De libros

Memoria de un caballero

MEDIADO el XVIII, Masson de Morvilliers se preguntaba, con grave petulancia, no exenta de retórica: "¿Qué se debe a España?". Apenas había pasado un siglo de El Quijote, de Quevedo, de Calderón y Lope, apenas había pasado un siglo de Velázquez, y la Europa ilustrada respondía: "Nada se le debe". De este secular olvido fueron responsables tanto el crepúsculo del imperio Habsburgo como la noción adversa que los nuevos imperios, Gran Bretaña y Francia principalmente, deslizaron sobre los peninsulares, cubriéndonos con el astroso manto de la leyenda negra. Así, no deja de ser un singular misterio que fuese un caballero inglés quien explicara a los españoles la reciente Historia de España, allá por los 60/70. Ese caballero se llamó Sir Raymond Carr, y a él se debe una de las obras más celebradas y tempranas sobre la España contemporánea (su Spain, 1808-1939, publicada en Oxford en 1966), luego ampliada sucesivamente hasta convertirse en el España 1808-1975 que hoy conocemos.

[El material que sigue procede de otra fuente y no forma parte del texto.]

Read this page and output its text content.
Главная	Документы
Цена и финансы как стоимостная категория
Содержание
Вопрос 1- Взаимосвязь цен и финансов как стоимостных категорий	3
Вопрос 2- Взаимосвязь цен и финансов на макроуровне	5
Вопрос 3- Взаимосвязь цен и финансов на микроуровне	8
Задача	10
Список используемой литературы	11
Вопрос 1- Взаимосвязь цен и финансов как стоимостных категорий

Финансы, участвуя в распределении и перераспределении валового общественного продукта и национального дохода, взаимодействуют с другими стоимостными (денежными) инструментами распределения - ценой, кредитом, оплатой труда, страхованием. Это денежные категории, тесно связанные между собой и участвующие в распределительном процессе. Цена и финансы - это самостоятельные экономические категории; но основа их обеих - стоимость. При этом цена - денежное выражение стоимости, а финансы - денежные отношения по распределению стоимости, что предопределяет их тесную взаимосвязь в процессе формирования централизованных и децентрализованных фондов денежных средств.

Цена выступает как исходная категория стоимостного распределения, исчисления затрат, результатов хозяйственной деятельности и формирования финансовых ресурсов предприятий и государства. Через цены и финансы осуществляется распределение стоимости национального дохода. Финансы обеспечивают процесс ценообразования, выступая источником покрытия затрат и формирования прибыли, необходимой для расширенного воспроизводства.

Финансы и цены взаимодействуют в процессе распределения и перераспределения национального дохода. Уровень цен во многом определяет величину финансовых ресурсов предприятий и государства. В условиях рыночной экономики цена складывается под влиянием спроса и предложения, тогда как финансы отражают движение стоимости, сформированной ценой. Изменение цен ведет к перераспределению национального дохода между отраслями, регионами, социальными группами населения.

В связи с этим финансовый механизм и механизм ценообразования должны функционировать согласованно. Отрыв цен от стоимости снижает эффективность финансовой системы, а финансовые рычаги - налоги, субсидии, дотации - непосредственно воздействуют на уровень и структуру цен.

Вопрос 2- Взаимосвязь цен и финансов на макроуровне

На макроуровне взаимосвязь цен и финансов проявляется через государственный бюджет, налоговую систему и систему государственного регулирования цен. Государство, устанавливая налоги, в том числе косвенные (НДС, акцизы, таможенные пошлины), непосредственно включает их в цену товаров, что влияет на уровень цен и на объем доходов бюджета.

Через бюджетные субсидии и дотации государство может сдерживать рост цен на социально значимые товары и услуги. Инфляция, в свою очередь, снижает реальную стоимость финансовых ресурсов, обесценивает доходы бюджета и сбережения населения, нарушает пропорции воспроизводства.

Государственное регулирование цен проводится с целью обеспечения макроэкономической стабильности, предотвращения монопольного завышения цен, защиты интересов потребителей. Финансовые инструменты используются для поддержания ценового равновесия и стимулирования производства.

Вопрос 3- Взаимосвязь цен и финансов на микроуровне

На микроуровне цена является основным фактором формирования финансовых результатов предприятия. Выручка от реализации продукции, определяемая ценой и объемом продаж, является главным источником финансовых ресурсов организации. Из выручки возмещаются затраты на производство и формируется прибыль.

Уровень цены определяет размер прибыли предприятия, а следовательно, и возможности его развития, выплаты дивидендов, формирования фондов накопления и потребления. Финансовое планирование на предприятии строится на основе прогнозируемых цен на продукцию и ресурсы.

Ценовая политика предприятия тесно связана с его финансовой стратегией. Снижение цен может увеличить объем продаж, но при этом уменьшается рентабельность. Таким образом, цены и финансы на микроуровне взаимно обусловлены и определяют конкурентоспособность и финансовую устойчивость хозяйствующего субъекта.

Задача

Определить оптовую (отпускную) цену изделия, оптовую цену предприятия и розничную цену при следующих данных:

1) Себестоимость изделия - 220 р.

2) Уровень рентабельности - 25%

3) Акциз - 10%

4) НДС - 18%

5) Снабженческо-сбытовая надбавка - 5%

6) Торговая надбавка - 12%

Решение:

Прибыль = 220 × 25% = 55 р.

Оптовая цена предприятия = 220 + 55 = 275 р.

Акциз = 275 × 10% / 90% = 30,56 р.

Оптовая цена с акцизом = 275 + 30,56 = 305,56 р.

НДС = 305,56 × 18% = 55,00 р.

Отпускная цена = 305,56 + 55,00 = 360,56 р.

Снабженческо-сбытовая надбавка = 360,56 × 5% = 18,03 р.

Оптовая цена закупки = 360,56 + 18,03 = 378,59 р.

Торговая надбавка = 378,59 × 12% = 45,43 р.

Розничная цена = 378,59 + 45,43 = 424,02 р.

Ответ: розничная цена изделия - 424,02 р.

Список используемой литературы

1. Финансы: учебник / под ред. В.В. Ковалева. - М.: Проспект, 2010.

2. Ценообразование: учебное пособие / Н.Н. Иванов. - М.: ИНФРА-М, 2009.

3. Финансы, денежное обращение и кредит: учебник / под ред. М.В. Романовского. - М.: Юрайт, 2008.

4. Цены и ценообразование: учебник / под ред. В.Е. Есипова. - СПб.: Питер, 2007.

Con esto, como es obvio, no se está ignorando al resto de los hispanistas anglosajones, todavía hoy numerosos, y mucho menos a la ingente historiografía española de aquella hora. Sí se debe decir, no obstante, que la obra de Carr ha sido uno de los manuales más difundidos y profusamente leídos desde entonces, y esto quizá se deba a ese modo particular de la historiografía británica, entre la narración y una meditada asepsia, que establecía una distancia necesaria sobre hechos que, durante la Transición, aún conservaban una excesiva carga de dolor y de amargura en la memoria de los españoles. En este sentido, recuerdo ahora una sutil apreciación de Carr sobre la posguerra española y aquellos cines de sesión continua que permitieron soñar tímidamente a una población exánime, maltrecha y asediada. Sea como fuere, a Carr se debe una visión de conjunto de la Historia contemporánea en la que la decadencia española, y su discreto resurgir tras la muerte de Franco, viene escandida en guerras: la guerra contra Napoleón, seguida de las tres guerras carlistas (y los innumerables pronunciamientos intermedios), hasta dar en la guerra civil de 1936. Que España haya llegado a ser una democracia estable con tales antecedentes no deja de ser un formidable enigma. Como también lo es que la historiografía británica, quizá movida por un rescoldo romántico, se interesara por las cuitas de un país al margen de las grandes decisiones del XX.

Romántico o no, el impulso que trajo a Carr a tierra española ha dado un fruto perdurable. Al cabo, un hombre sólo escribe de aquello que le inquieta o de aquello a lo que ama. No creo equivocarme, pues, si digo aquí que Sir Raymond Carr amó generosamente a España. Una obra tan dilatada y tan conspicua no opera nunca sobre el vacío. Vayan estas palabras, palabras de gratitud teñidas por la melancolía y la urgencia, para tan noble y esforzado caballero.